O demônio é plural. Quando o demônio é repelido, quando finalmente lhe impus silêncio, um outro levanta a cabeça ao lado e começa a falar. A vida demoníaca de um enamorado parece com a superfície de uma solfatara; bolhas enormes (quentes e pastosas) estouram uma atrás da outra; quando uma se desfaz e se acalma, retorna à massa, uma outra, mais longe, se forma, cresce. As bolhas “Desespero”, “Ciúme”, “Exclusão”, “Desejo”, “Conduta Indecisa”, “Medo de perder o rosto” (o mais malvado dos demônios) fazem “ploc” uma atrás da outra, numa ordem indeterminada: a própria desordem da Natureza (BARTHES, 1984, p. 125).

A possessividade nesse caso se relaciona em poupar o amor. Porém, quando ela estabelece as bases da relação, a qualidade de afetividade dentro da relação entra em declínio e a proporção de infelicidade e de descontentamento podem se alterar no limite do insuportável – desencadeando não só a violência contra o parceiro como também contra si próprio. Por quê? Porque pessoas que constroem um relacionamento encarcerado podem acabar prisioneiros de seu próprio cárcere.

O ciúme controlado é natural, em relação a cisma que se tem em perder o objeto amado. Ocorre uma dor narcísica, racional, mas transitória. Não há erro em sentir ciúmes, pois em uma relação amorosa, dizer que não sente ciúmes pode ser percebido por falta de amor e interesse. Portanto, em um relacionamento se sente ciúme, porque, àquela pessoa é especial para aquele que a ama – o parceiro se envolve emocionalmente e vai construindo sonhos e objetivos comuns que não se quer perder, pois a perda do Ser amado implica em dor -, tanto no que investimos quanto nos sentimentos que recebemos. A cisma é de perder o objeto amado e não aquela pessoa em especial.

Há na condição humana um desejo de controlar, mas esse desejo é humano, podemos encontrá-los em vários tipos de relações afetivas, por exemplo, nos pais com os filhos, filhos com os pais, parceiros que controlam parceiras, e o seu contrário também, parceiras que controlam parceiros. Quando nos referimos aos parceiros, a possessividade, ou o índice de desconfiança de um sujeito em relação ao Outro, pode ser pelo desejo de conhecer o novo, às vezes até inconsciente, experimentado pelo sujeito que manifesta o ciúme. Óbvio, que pela cisma de que o Outro possa trair referenciando a própria vontade de trair da pessoa cismada. O sujeito projeta o seu desejo no Outro e daí constrói um cárcere para ele. Entra em jogo o inconsciente. O possessivo controla o Outro para controlar a si próprio.

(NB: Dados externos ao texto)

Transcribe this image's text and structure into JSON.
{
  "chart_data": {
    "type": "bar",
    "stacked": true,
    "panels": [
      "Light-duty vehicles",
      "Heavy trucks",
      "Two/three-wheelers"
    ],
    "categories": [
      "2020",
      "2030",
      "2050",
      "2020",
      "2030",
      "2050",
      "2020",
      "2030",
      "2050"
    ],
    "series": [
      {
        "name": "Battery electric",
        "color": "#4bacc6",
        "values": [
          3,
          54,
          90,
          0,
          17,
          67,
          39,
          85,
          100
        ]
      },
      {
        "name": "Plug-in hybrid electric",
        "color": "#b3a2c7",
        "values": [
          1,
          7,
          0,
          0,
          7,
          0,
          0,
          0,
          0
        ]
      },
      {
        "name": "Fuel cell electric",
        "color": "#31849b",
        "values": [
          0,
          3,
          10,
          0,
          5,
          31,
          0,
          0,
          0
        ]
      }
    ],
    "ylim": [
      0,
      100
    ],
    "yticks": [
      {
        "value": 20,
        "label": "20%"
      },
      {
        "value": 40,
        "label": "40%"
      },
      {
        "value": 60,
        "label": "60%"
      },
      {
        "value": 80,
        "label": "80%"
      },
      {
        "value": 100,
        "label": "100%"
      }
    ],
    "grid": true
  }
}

É um jogo de inconscientes ou mesmo até consciente, dependendo, do grau de entendimento dos envolvidos. O Outro pode  aceitar ser controlado por compactuar das mesmas razões. Pensa: “Sabe… creio que não seja tão ruim assim, que o Outro me controle, porque se eu me sentir tão livre posso embarcar na liberdade total...” Percebe-se, que no fundo muitos parceiros até desejam ser controlados, para não acontecer de chegar, no limite, a uma negligência consigo próprio. Lacan diria: “O sujeito só tem consciência de si, a partir do Outro. Isto é formalizado por Lacan como o gozo do Outro”. (…) “Se o gozo do amo é de se submeter ao escravo e Lacan diz que é o escravo que se submete ao amo, Lacan formaliza isso como gozar do Outro”. O sujeito encontra seu gozo no Outro.

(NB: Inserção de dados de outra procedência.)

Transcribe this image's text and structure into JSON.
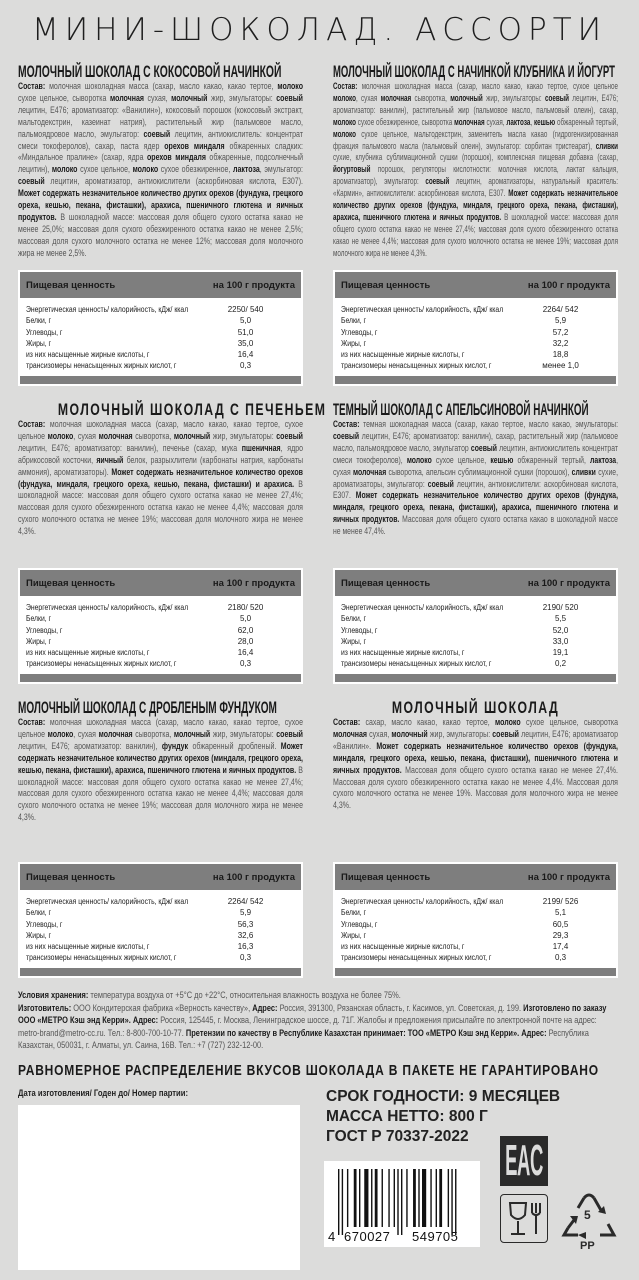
{
  "title": "МИНИ-ШОКОЛАД. АССОРТИ",
  "nutrition_header": {
    "label": "Пищевая ценность",
    "per": "на 100 г продукта"
  },
  "nutrition_labels": [
    "Энергетическая ценность/ калорийность, кДж/ ккал",
    "Белки, г",
    "Углеводы, г",
    "Жиры, г",
    "из них насыщенные жирные кислоты, г",
    "трансизомеры ненасыщенных жирных кислот, г"
  ],
  "sections": [
    {
      "title": "МОЛОЧНЫЙ ШОКОЛАД С КОКОСОВОЙ НАЧИНКОЙ",
      "composition": [
        "",
        "Состав:",
        " молочная шоколадная масса (сахар, масло какао, какао тертое, ",
        "молоко",
        " сухое цельное, сыворотка ",
        "молочная",
        " сухая, ",
        "молочный",
        " жир, эмульгаторы: ",
        "соевый",
        " лецитин, Е476; ароматизатор: «Ванилин»), кокосовый порошок (кокосовый экстракт, мальтодекстрин, казеинат натрия), растительный жир (пальмовое масло, пальмоядровое масло, эмульгатор: ",
        "соевый",
        " лецитин, антиокислитель: концентрат смеси токоферолов), сахар, паста ядер ",
        "орехов миндаля",
        " обжаренных сладких: «Миндальное пралине» (сахар, ядра ",
        "орехов миндаля",
        " обжаренные, подсолнечный лецитин), ",
        "молоко",
        " сухое цельное, ",
        "молоко",
        " сухое обезжиренное, ",
        "лактоза",
        ", эмульгатор: ",
        "соевый",
        " лецитин, ароматизатор, антиокислители (аскорбиновая кислота, Е307). ",
        "Может содержать незначительное количество других орехов (фундука, грецкого ореха, кешью, пекана, фисташки), арахиса, пшеничного глютена и яичных продуктов.",
        " В шоколадной массе: массовая доля общего сухого остатка какао не менее 25,0%; массовая доля сухого обезжиренного остатка какао не менее 2,5%; массовая доля сухого молочного остатка не менее 12%; массовая доля молочного жира не менее 2,5%."
      ],
      "nutrition": [
        "2250/ 540",
        "5,0",
        "51,0",
        "35,0",
        "16,4",
        "0,3"
      ]
    },
    {
      "title": "МОЛОЧНЫЙ ШОКОЛАД С НАЧИНКОЙ КЛУБНИКА И ЙОГУРТ",
      "composition": [
        "",
        "Состав:",
        " молочная шоколадная масса (сахар, масло какао, какао тертое, сухое цельное ",
        "молоко",
        ", сухая ",
        "молочная",
        " сыворотка, ",
        "молочный",
        " жир, эмульгаторы: ",
        "соевый",
        " лецитин, Е476; ароматизатор: ванилин), растительный жир (пальмовое масло, пальмовый олеин), сахар, ",
        "молоко",
        " сухое обезжиренное, сыворотка ",
        "молочная",
        " сухая, ",
        "лактоза",
        ", ",
        "кешью",
        " обжаренный тертый, ",
        "молоко",
        " сухое цельное, мальтодекстрин, заменитель масла какао (гидрогенизированная фракция пальмового масла (пальмовый олеин), эмульгатор: сорбитан тристеарат), ",
        "сливки",
        " сухие, клубника сублимационной сушки (порошок), комплексная пищевая добавка (сахар, ",
        "йогуртовый",
        " порошок, регуляторы кислотности: молочная кислота, лактат кальция, ароматизатор), эмульгатор: ",
        "соевый",
        " лецитин, ароматизаторы, натуральный краситель: «Кармин», антиокислители: аскорбиновая кислота, Е307. ",
        "Может содержать незначительное количество других орехов (фундука, миндаля, грецкого ореха, пекана, фисташки), арахиса, пшеничного глютена и яичных продуктов.",
        " В шоколадной массе: массовая доля общего сухого остатка какао не менее 27,4%; массовая доля сухого обезжиренного остатка какао не менее 4,4%; массовая доля сухого молочного остатка не менее 19%; массовая доля молочного жира не менее 4,3%."
      ],
      "nutrition": [
        "2264/ 542",
        "5,9",
        "57,2",
        "32,2",
        "18,8",
        "менее 1,0"
      ]
    },
    {
      "title": "МОЛОЧНЫЙ ШОКОЛАД С ПЕЧЕНЬЕМ",
      "composition": [
        "",
        "Состав:",
        " молочная шоколадная масса (сахар, масло какао, какао тертое, сухое цельное ",
        "молоко",
        ", сухая ",
        "молочная",
        " сыворотка, ",
        "молочный",
        " жир, эмульгаторы: ",
        "соевый",
        " лецитин, Е476; ароматизатор: ванилин), печенье (сахар, мука ",
        "пшеничная",
        ", ядро абрикосовой косточки, ",
        "яичный",
        " белок, разрыхлители (карбонаты натрия, карбонаты аммония), ароматизаторы). ",
        "Может содержать незначительное количество орехов (фундука, миндаля, грецкого ореха, кешью, пекана, фисташки) и арахиса.",
        " В шоколадной массе: массовая доля общего сухого остатка какао не менее 27,4%; массовая доля сухого обезжиренного остатка какао не менее 4,4%; массовая доля сухого молочного остатка не менее 19%; массовая доля молочного жира не менее 4,3%."
      ],
      "nutrition": [
        "2180/ 520",
        "5,0",
        "62,0",
        "28,0",
        "16,4",
        "0,3"
      ]
    },
    {
      "title": "ТЕМНЫЙ ШОКОЛАД С АПЕЛЬСИНОВОЙ НАЧИНКОЙ",
      "composition": [
        "",
        "Состав:",
        " темная шоколадная масса (сахар, какао тертое, масло какао, эмульгаторы: ",
        "соевый",
        " лецитин, Е476; ароматизатор: ванилин), сахар, растительный жир (пальмовое масло, пальмоядровое масло, эмульгатор ",
        "соевый",
        " лецитин, антиокислитель концентрат смеси токоферолов), ",
        "молоко",
        " сухое цельное, ",
        "кешью",
        " обжаренный тертый, ",
        "лактоза",
        ", сухая ",
        "молочная",
        " сыворотка, апельсин сублимационной сушки (порошок), ",
        "сливки",
        " сухие, ароматизаторы, эмульгатор: ",
        "соевый",
        " лецитин, антиокислители: аскорбиновая кислота, Е307. ",
        "Может содержать незначительное количество других орехов (фундука, миндаля, грецкого ореха, пекана, фисташки), арахиса, пшеничного глютена и яичных продуктов.",
        " Массовая доля общего сухого остатка какао в шоколадной массе не менее 47,4%."
      ],
      "nutrition": [
        "2190/ 520",
        "5,5",
        "52,0",
        "33,0",
        "19,1",
        "0,2"
      ]
    },
    {
      "title": "МОЛОЧНЫЙ ШОКОЛАД С ДРОБЛЕНЫМ ФУНДУКОМ",
      "composition": [
        "",
        "Состав:",
        " молочная шоколадная масса (сахар, масло какао, какао тертое, сухое цельное ",
        "молоко",
        ", сухая ",
        "молочная",
        " сыворотка, ",
        "молочный",
        " жир, эмульгаторы: ",
        "соевый",
        " лецитин, Е476; ароматизатор: ванилин), ",
        "фундук",
        " обжаренный дробленый. ",
        "Может содержать незначительное количество других орехов (миндаля, грецкого ореха, кешью, пекана, фисташки), арахиса, пшеничного глютена и яичных продуктов.",
        " В шоколадной массе: массовая доля общего сухого остатка какао не менее 27,4%; массовая доля сухого обезжиренного остатка какао не менее 4,4%; массовая доля сухого молочного остатка не менее 19%; массовая доля молочного жира не менее 4,3%."
      ],
      "nutrition": [
        "2264/ 542",
        "5,9",
        "56,3",
        "32,6",
        "16,3",
        "0,3"
      ]
    },
    {
      "title": "МОЛОЧНЫЙ ШОКОЛАД",
      "composition": [
        "",
        "Состав:",
        " сахар, масло какао, какао тертое, ",
        "молоко",
        " сухое цельное, сыворотка ",
        "молочная",
        " сухая, ",
        "молочный",
        " жир, эмульгаторы: ",
        "соевый",
        " лецитин, Е476; ароматизатор «Ванилин». ",
        "Может содержать незначительное количество орехов (фундука, миндаля, грецкого ореха, кешью, пекана, фисташки), пшеничного глютена и яичных продуктов.",
        " Массовая доля общего сухого остатка какао не менее 27,4%. Массовая доля сухого обезжиренного остатка какао не менее 4,4%. Массовая доля сухого молочного остатка не менее 19%. Массовая доля молочного жира не менее 4,3%."
      ],
      "nutrition": [
        "2199/ 526",
        "5,1",
        "60,5",
        "29,3",
        "17,4",
        "0,3"
      ]
    }
  ],
  "footer": {
    "storage": [
      "",
      "Условия хранения:",
      " температура воздуха от +5°С до +22°С, относительная влажность воздуха не более 75%."
    ],
    "manufacturer": [
      "",
      "Изготовитель:",
      " ООО Кондитерская фабрика «Верность качеству», ",
      "Адрес:",
      " Россия, 391300, Рязанская область, г. Касимов, ул. Советская, д. 199. ",
      "Изготовлено по заказу ООО «МЕТРО Кэш энд Керри». Адрес:",
      " Россия, 125445, г. Москва, Ленинградское шоссе, д. 71Г. Жалобы и предложения присылайте по электронной почте на адрес: metro-brand@metro-cc.ru. Тел.: 8-800-700-10-77. ",
      "Претензии по качеству в Республике Казахстан принимает: ТОО «МЕТРО Кэш энд Керри». Адрес:",
      " Республика Казахстан, 050031, г. Алматы, ул. Саина, 16В. Тел.: +7 (727) 232-12-00."
    ]
  },
  "banner": "РАВНОМЕРНОЕ РАСПРЕДЕЛЕНИЕ ВКУСОВ ШОКОЛАДА В ПАКЕТЕ НЕ ГАРАНТИРОВАНО",
  "date_label": "Дата изготовления/ Годен до/ Номер партии:",
  "shelf_life": "СРОК ГОДНОСТИ: 9 МЕСЯЦЕВ",
  "net_weight": "МАССА НЕТТО: 800 Г",
  "gost": "ГОСТ Р 70337-2022",
  "barcode": {
    "first": "4",
    "left": "670027",
    "right": "549705"
  },
  "marks": {
    "eac": "EAC",
    "food_contact_icon": "glass-fork-icon",
    "recycling_code": "5",
    "recycling_material": "PP"
  }
}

A partir do momento que o sujeito assumir o seu próprio desejo ficará mais fácil confiar no Outro. Quem sofre de ciúmes sofre tanto psíquico quanto físico, por isso, é possível encontrar a causa do descontrole e além de encontrar suas causas, elaborar e promover mudanças no comportamento, mas principalmente no amadurecimento do ego, da autoestima, da segurança emocional e confiança pessoal. Esse é o caminho para que o ciúme e a necessidade de controle sejam remanejados – sendo assim, a qualidade da relação amorosa passa a ser melhor. Mas, trata-se de um assunto, que se resolve interiormente. Somente a pessoa pode se decidir no sentido de fazer uma evolução transformadora e determinar-se a dizer não ao cárcere dos seus sentimentos.

 Referências:

MILNER, Jean-Claude. A Obra Clara ? Lacan, a ciência, a filosofia. Rio de Janeiro: Jorge Zahar Ed., 1996.

MILLER, Jacques-Alain. Los signos del goce. Buenos Aires: Paidós, 1998.

LACAN, Jacques. O Seminário ? livro 20 Mais, ainda. Rio de Janeiro: Zahar Ed., 1975.

BARTHES, Roland. Fragmentos de um Discurso Amoroso. 4ª ed. Rio de Janeiro: Francisco Alves, 1984.

Dicionário Houaiss da Língua Portuguesa.